IN the first quarter of this year, there was turmoil in the financial markets due to concerns about rising inflation, but the discussion focused on demand-side inflation. My assessment of the primary reason for the immediate rise in inflation is that it is due to a lack of supply and, thus, not an inflation driven by demand due to overheated economies. There is a difference between the two forms of inflation and, unfortunately, supply-side inflation is not the best news for the financial markets and investors.

The price of a barrel of oil has now reached a level that has led governments in several countries to assess that the price has become too high and that is even before the heating season has really begun in the northern hemisphere. It is worth noting that several countries, led by the United States, opened-up some of the national oil reserves this week, which is a real intervention in the oil market.

Of course, the oil price represents only part of the whole inflation trend, but it still has a global significance, especially when gas prices also follow the upward trend. The risk picture also means that there is no easy solution to the supply situation.

I have long seen the labor market, especially the service sector in Europe and the United States, as a source of long-term wage inflation. Now, more data about the labor market is starting to become available after the economies in Europe and the United States have reopened. In the United States, the labor force participation rate is 1.7 percentage points lower than before the Covid-19 crisis. This corresponds to approximately 4 million people that are currently missing in the US labor market. The same picture applies in the United Kingdom and in Germany, the service sector is also markedly short of labor. Globally, there is no shortage of labor, but significantly stricter immigration rules mean that employers in several countries cannot access the available labor force in other countries.

Moreover, the Covid-19 crisis is atypical, in the sense that many households in the United States and Europe have almost emerged economically strengthened from the Covid-19 crisis. This is because house prices have continued to skyrocket in most countries and the same has been the case for the stock markets. Thus, a larger number of people from the labor market have been able to retire earlier than expected.

I am concluding that this change is significantly more structural and long-lasting than first assumed, perhaps reaching as far as into 2023 before the labor market in a number of Western countries has found its balance again.

I have belonged to the majority in the financial markets who argue that the largest share of the rise in inflation will be temporary. The higher inflation is due to the fact that the entire world economy must restart after the Covid-19 crisis, creating bottlenecks in transportation and production. That argument can also be found at the US Federal Reserve Bank which, however, plans to raise interest rates in response to the economy coming back on track.
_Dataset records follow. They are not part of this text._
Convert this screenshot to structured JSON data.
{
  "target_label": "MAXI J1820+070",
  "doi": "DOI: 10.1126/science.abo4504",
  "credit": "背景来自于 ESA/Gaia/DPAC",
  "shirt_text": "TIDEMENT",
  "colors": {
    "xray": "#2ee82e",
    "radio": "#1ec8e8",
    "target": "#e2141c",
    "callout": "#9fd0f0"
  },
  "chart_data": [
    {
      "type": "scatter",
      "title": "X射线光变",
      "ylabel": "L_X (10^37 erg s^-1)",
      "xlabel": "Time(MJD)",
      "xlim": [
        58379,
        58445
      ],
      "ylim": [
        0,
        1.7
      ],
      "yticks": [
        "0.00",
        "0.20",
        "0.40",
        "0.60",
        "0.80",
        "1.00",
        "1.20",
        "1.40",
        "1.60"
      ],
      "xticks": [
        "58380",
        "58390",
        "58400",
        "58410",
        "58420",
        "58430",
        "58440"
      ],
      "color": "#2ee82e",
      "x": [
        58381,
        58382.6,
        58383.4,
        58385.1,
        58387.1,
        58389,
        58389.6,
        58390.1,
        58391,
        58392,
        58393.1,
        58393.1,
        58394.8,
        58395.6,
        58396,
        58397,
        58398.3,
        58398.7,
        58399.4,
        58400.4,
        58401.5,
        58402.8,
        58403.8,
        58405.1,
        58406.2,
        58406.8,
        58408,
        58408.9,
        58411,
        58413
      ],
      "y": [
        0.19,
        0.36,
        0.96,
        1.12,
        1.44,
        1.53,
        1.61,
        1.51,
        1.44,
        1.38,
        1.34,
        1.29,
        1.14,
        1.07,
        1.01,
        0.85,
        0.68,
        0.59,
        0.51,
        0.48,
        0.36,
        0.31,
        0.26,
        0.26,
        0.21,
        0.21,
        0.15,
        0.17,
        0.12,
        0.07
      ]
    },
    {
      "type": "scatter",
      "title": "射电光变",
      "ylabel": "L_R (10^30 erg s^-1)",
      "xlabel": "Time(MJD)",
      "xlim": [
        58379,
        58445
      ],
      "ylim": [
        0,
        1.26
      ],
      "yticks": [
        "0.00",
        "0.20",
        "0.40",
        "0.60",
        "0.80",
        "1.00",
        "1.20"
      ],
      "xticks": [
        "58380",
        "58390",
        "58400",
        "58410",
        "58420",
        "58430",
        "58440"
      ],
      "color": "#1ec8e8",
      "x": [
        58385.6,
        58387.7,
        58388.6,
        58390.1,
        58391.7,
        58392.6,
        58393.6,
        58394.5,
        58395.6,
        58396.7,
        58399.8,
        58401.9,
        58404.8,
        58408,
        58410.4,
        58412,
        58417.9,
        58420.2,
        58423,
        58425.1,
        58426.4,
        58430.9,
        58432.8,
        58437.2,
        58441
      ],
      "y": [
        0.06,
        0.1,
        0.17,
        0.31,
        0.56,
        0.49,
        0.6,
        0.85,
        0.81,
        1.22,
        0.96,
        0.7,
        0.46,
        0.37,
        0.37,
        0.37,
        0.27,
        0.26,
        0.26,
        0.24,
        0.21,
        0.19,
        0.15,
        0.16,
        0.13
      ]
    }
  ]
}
The very extreme attitude is found at the European Central Bank (ECB), which stubbornly maintains the negative interest rate. Precisely with the argument that higher inflation is temporary and the problem normally solves itself because prices find a new level, therefore, the increasing inflation fades out and after 12 months, inflation has calmed down again. The change in the assumptions that I am dealing with is that the general expectation in the financial markets is wrong — meaning, the inflation rate remains at a high level.

The temporary argument is based on the fact that oil production has not fully adapted to the rising demand associated with the reopening of economies. Some outsourcing destinations are still affected by regional shutdowns and hundreds of thousands of shipping containers are in the wrong places in the world. This is true and generates a temporary rise in inflation, but my concern is that it is no longer the whole truth.

An increasing proportion of the world's consumers and businesses want green energy and not energy produced on the basis of traditional fossil energy sources such as oil and coal. Therefore, for a number of years, there has been an underinvestment in fossil energy sources, which has already led several to warnings from experts because green energy cannot yet compensate for the lack of fossil energy sources.

As described, the labor market, especially in Europe and the United States, is moving extremely slowly and it might take a few years before there is yet again a better balance between supply and demand for labor.

If those assumptions start to take hold, then investors will be challenged concerning how to deal with inflation remaining high two years ahead, or until the end of 2023. I see that scenario as an increasing risk and I have no doubt that there will be second-round effects in Europe, where inflation creates new inflation.

This is becoming an increasing challenge for the stock market. In addition, I believe that the position of the ECB may result in an even greater distortion of the bond market and the real estate market in the Eurozone/Europe.

Peter Lundgreen is the founding chief executive officer of Lundgreen's Capital. He is a professional investment advisor with over 30 years of experience and a power entrepreneur in investment and finance. Peter is an international columnist and speaker on topics about the global financial markets.